Forum held for West Virginia Supreme Court candidates

October 19, 2018 GMT

CHARLESTON, W.Va. (AP) — Republican ex-Congressman Evan Jenkins and other candidates for a West Virginia Supreme Court seat highlighted their resumes during a public forum less than three weeks before the Nov. 6 election.

Explaining why they should be elected to a nonpartisan position, several candidates pointed to the fact that they’re not career politicians. Some didn’t flat-out endorse themselves, either.

Boone County Circuit Judge Will Thompson said Thursday night West Virginians should do their homework “and vote for the most qualified candidate. That is all I ask. I’m not going to even necessarily ask you to vote for me.”


Ten candidates are running for the seat of retired Justice Robin Davis. Nine of them appeared at the forum at the state Culture Center. Another forum was held Monday for 10 candidates seeking the seat of retired Justice Menis Ketchum.

The House of Delegates in August impeached Davis and Justices Allen Loughry, Beth Walker and Margaret Workman over questions involving lavish office renovations that evolved into accusations of corruption, incompetence and neglect of duty. Ketchum resigned before the impeachment vote to avoid trial. Davis retired immediately after the August vote but still faces trial.

Jenkins was appointed by Gov. Jim Justice to Davis’ seat until the Nov. 6 election. He’s also running for Davis’ unexpired term, as is Democratic former state Senate President Jeff Kessler. Six other candidates are attorneys, one is a circuit judge and one is a family court judge.

Thompson said someone who works as an attorney wouldn’t be the best qualified candidate to become a justice because “we don’t have time for a learning curve in our state. We need people who can hit the ground running. (Judges) know what we’re doing.”

Thompson said one of the biggest reasons he’s running is to give a financial boost to the state’s drug court system where he’s currently involved. Kanawha County Family Court Judge Jim Douglas spent time discussing domestic relations cases.

Douglas said in 2015, 48 percent of civil cases filed with the state Supreme Court involved domestic relations.

Douglas said he attended Monday’s forum, and “what bothered me was not one word was said about divorce, custody or allocation. ... There was not anything said, to my chagrin, about domestic violence. Not one word about families and children. Why? Are children not more important than anything else?”


Kessler said he didn’t change as a person when he became Senate president in 2011. That occurred after Earl Ray Tomblin became acting governor when then-Gov. Joe Manchin won the 2010 U.S. Senate race after the death of Sen. Robert C. Byrd.

Kessler said he will stay grounded if elected a Supreme Court justice.

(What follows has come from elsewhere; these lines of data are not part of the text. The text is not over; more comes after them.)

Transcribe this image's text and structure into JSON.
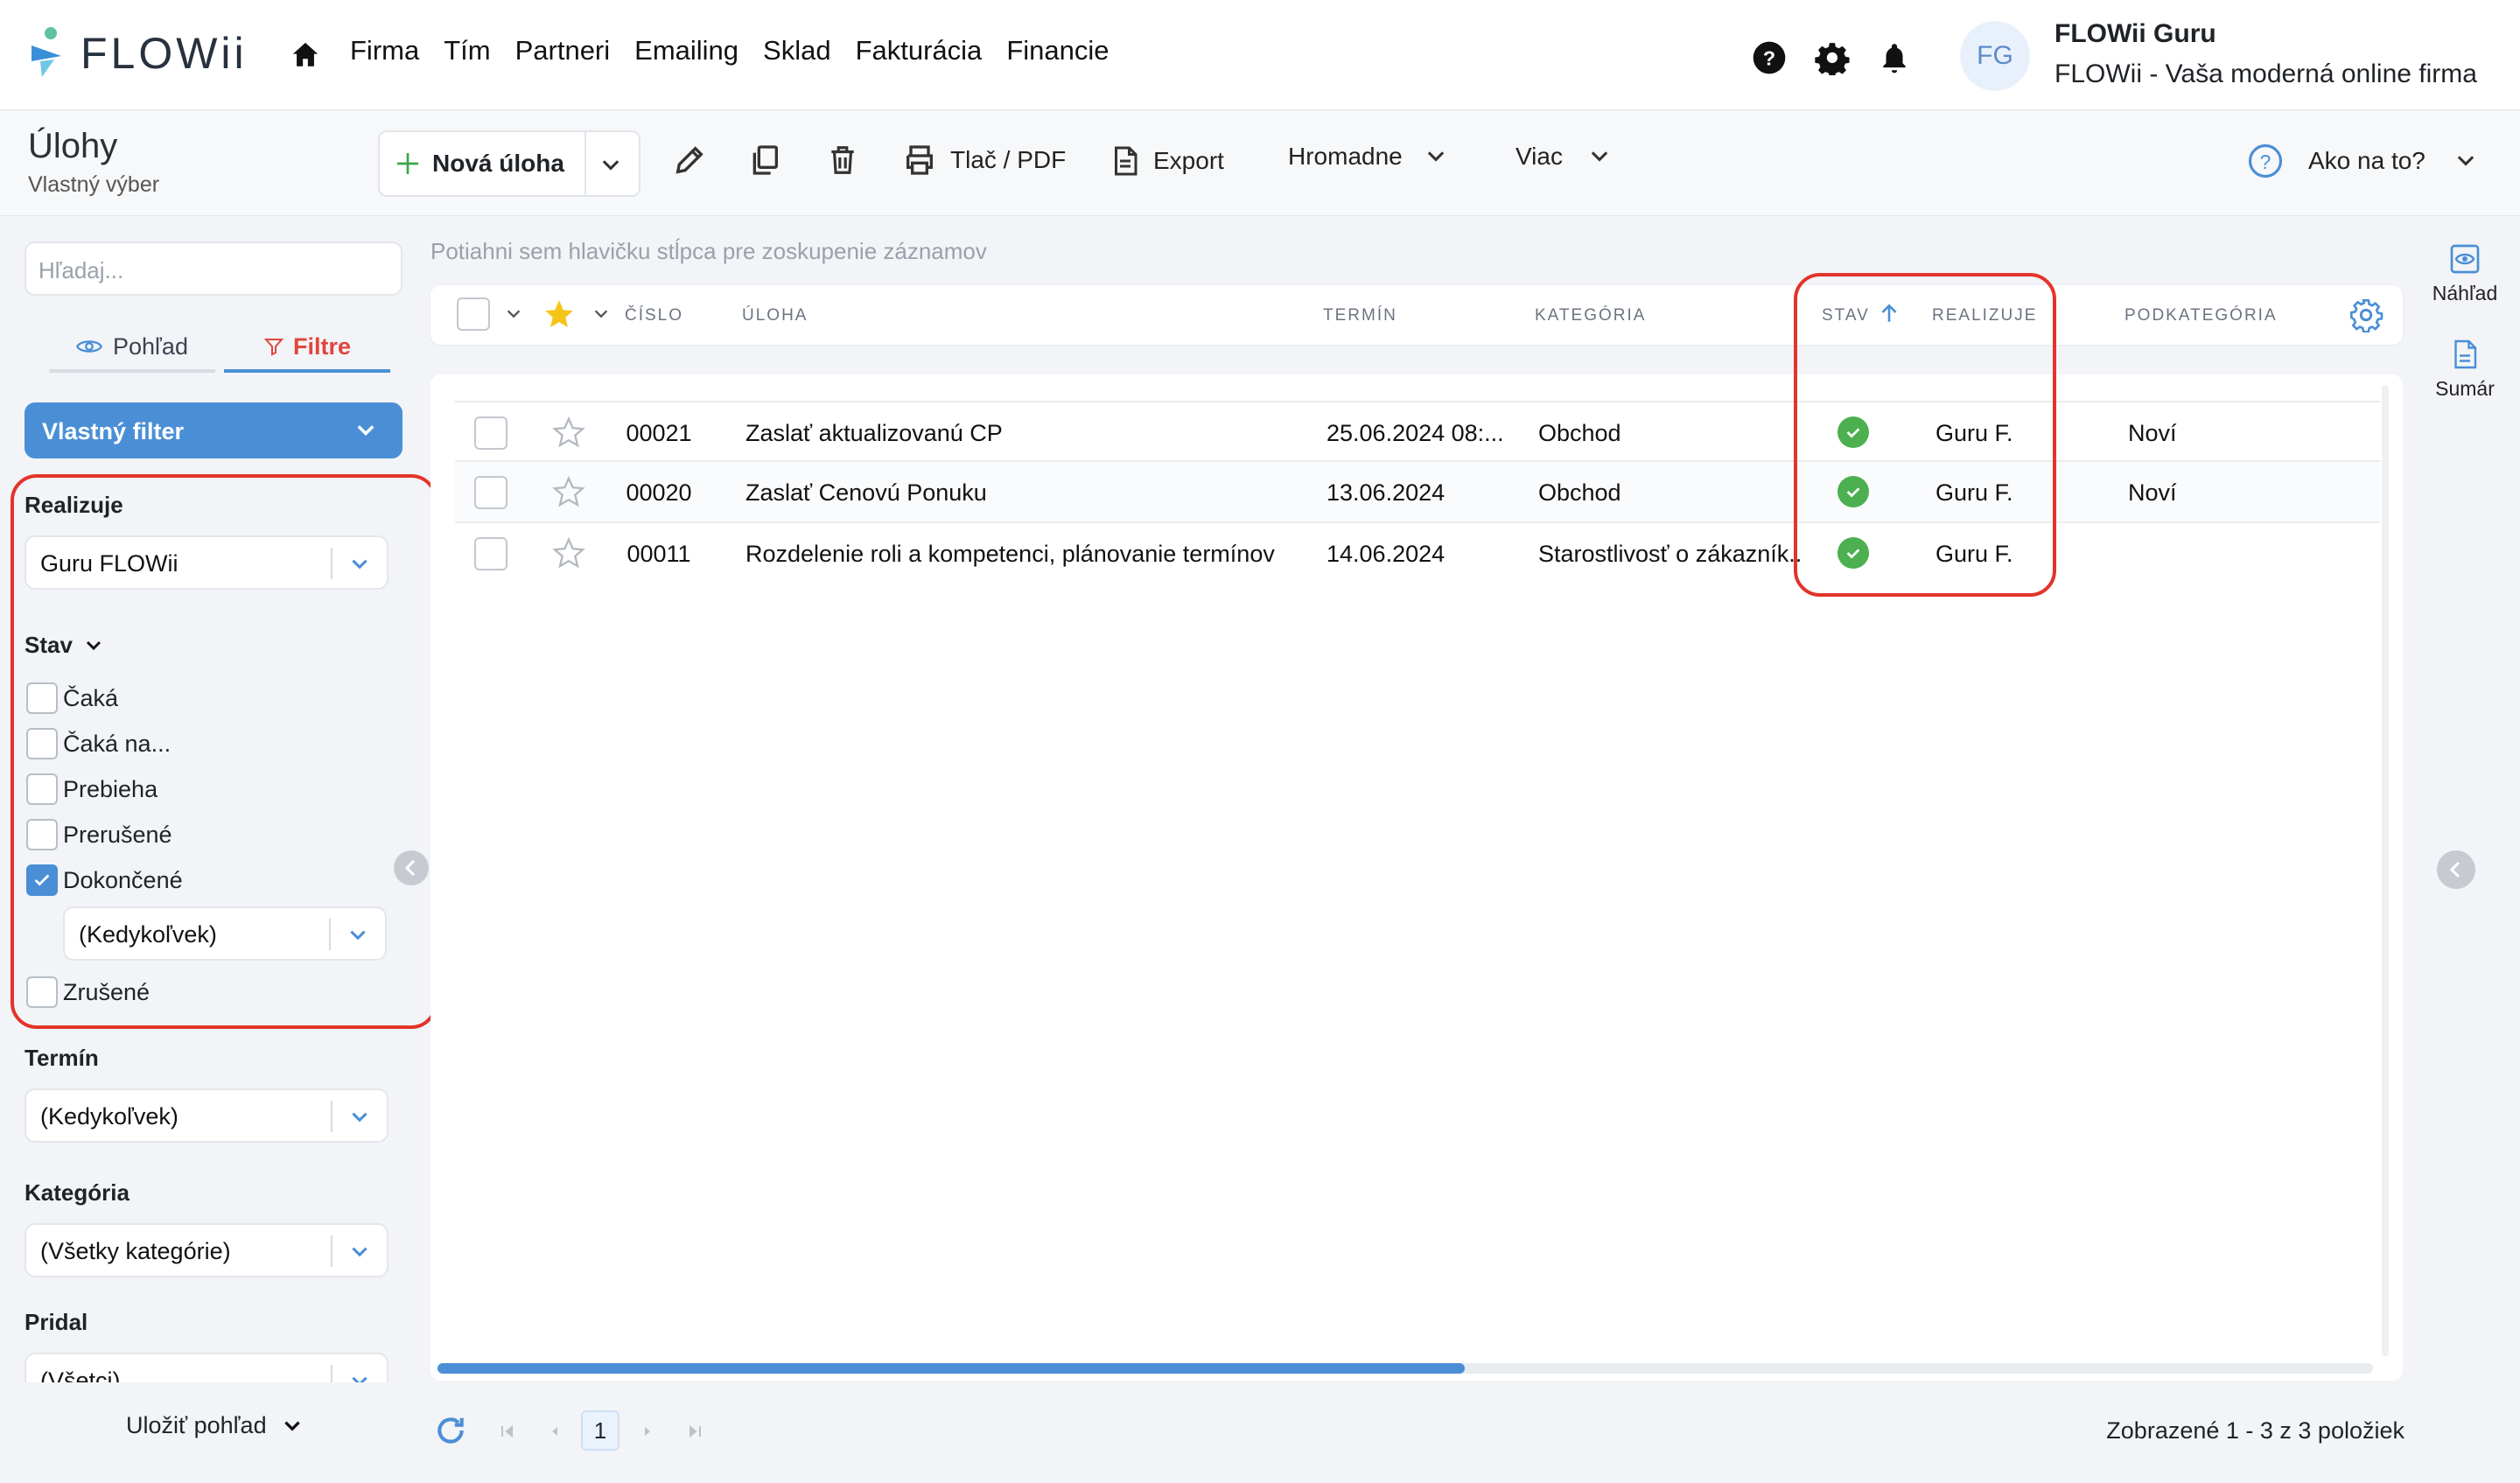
{
  "app": {
    "logo_text": "FLOWii"
  },
  "nav": {
    "items": [
      "Firma",
      "Tím",
      "Partneri",
      "Emailing",
      "Sklad",
      "Fakturácia",
      "Financie"
    ]
  },
  "user": {
    "initials": "FG",
    "name": "FLOWii Guru",
    "company": "FLOWii - Vaša moderná online firma"
  },
  "page": {
    "title": "Úlohy",
    "subtitle": "Vlastný výber"
  },
  "toolbar": {
    "new_task": "Nová úloha",
    "print": "Tlač / PDF",
    "export": "Export",
    "bulk": "Hromadne",
    "more": "Viac",
    "help": "Ako na to?"
  },
  "sidebar": {
    "search_placeholder": "Hľadaj...",
    "tab_view": "Pohľad",
    "tab_filters": "Filtre",
    "custom_filter": "Vlastný filter",
    "assignee_label": "Realizuje",
    "assignee_value": "Guru FLOWii",
    "status_label": "Stav",
    "statuses": [
      {
        "label": "Čaká",
        "checked": false
      },
      {
        "label": "Čaká na...",
        "checked": false
      },
      {
        "label": "Prebieha",
        "checked": false
      },
      {
        "label": "Prerušené",
        "checked": false
      },
      {
        "label": "Dokončené",
        "checked": true
      },
      {
        "label": "Zrušené",
        "checked": false
      }
    ],
    "completed_when": "(Kedykoľvek)",
    "term_label": "Termín",
    "term_value": "(Kedykoľvek)",
    "category_label": "Kategória",
    "category_value": "(Všetky kategórie)",
    "added_label": "Pridal",
    "added_value": "(Všetci)",
    "save_view": "Uložiť pohľad"
  },
  "grid": {
    "group_hint": "Potiahni sem hlavičku stĺpca pre zoskupenie záznamov",
    "columns": {
      "number": "ČÍSLO",
      "task": "ÚLOHA",
      "term": "TERMÍN",
      "category": "KATEGÓRIA",
      "status": "STAV",
      "assignee": "REALIZUJE",
      "subcategory": "PODKATEGÓRIA"
    },
    "rows": [
      {
        "number": "00021",
        "task": "Zaslať aktualizovanú CP",
        "term": "25.06.2024 08:...",
        "category": "Obchod",
        "status": "done",
        "assignee": "Guru F.",
        "subcategory": "Noví"
      },
      {
        "number": "00020",
        "task": "Zaslať Cenovú Ponuku",
        "term": "13.06.2024",
        "category": "Obchod",
        "status": "done",
        "assignee": "Guru F.",
        "subcategory": "Noví"
      },
      {
        "number": "00011",
        "task": "Rozdelenie roli a kompetenci, plánovanie termínov",
        "term": "14.06.2024",
        "category": "Starostlivosť o zákazník...",
        "status": "done",
        "assignee": "Guru F.",
        "subcategory": ""
      }
    ]
  },
  "pager": {
    "current_page": "1",
    "summary": "Zobrazené 1 - 3 z 3 položiek"
  },
  "right_rail": {
    "preview": "Náhľad",
    "summary": "Sumár"
  },
  "colors": {
    "accent": "#4a8fd6",
    "highlight": "#e3342b",
    "success": "#4caf50",
    "filter_tab": "#e0463f"
  }
}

“Leaders lead by example,” he said.

Jenkins, who spent two terms in Congress after serving in both the state House and Senate, said West Virginia needs a Supreme Court justice “who actually understands what the people are thinking, haven’t had their nose in a book or the courtroom their entire life. I’ve listened to voters. I’ve been connected to the people, listening, understanding their needs.”

He said the court has been “out of touch with what the people of West Virginia want and expect.”

Six of the 10 candidates were identified by their party are Democrats. Wheeling attorney Jim O’Brien was the only one not in attendance Thursday.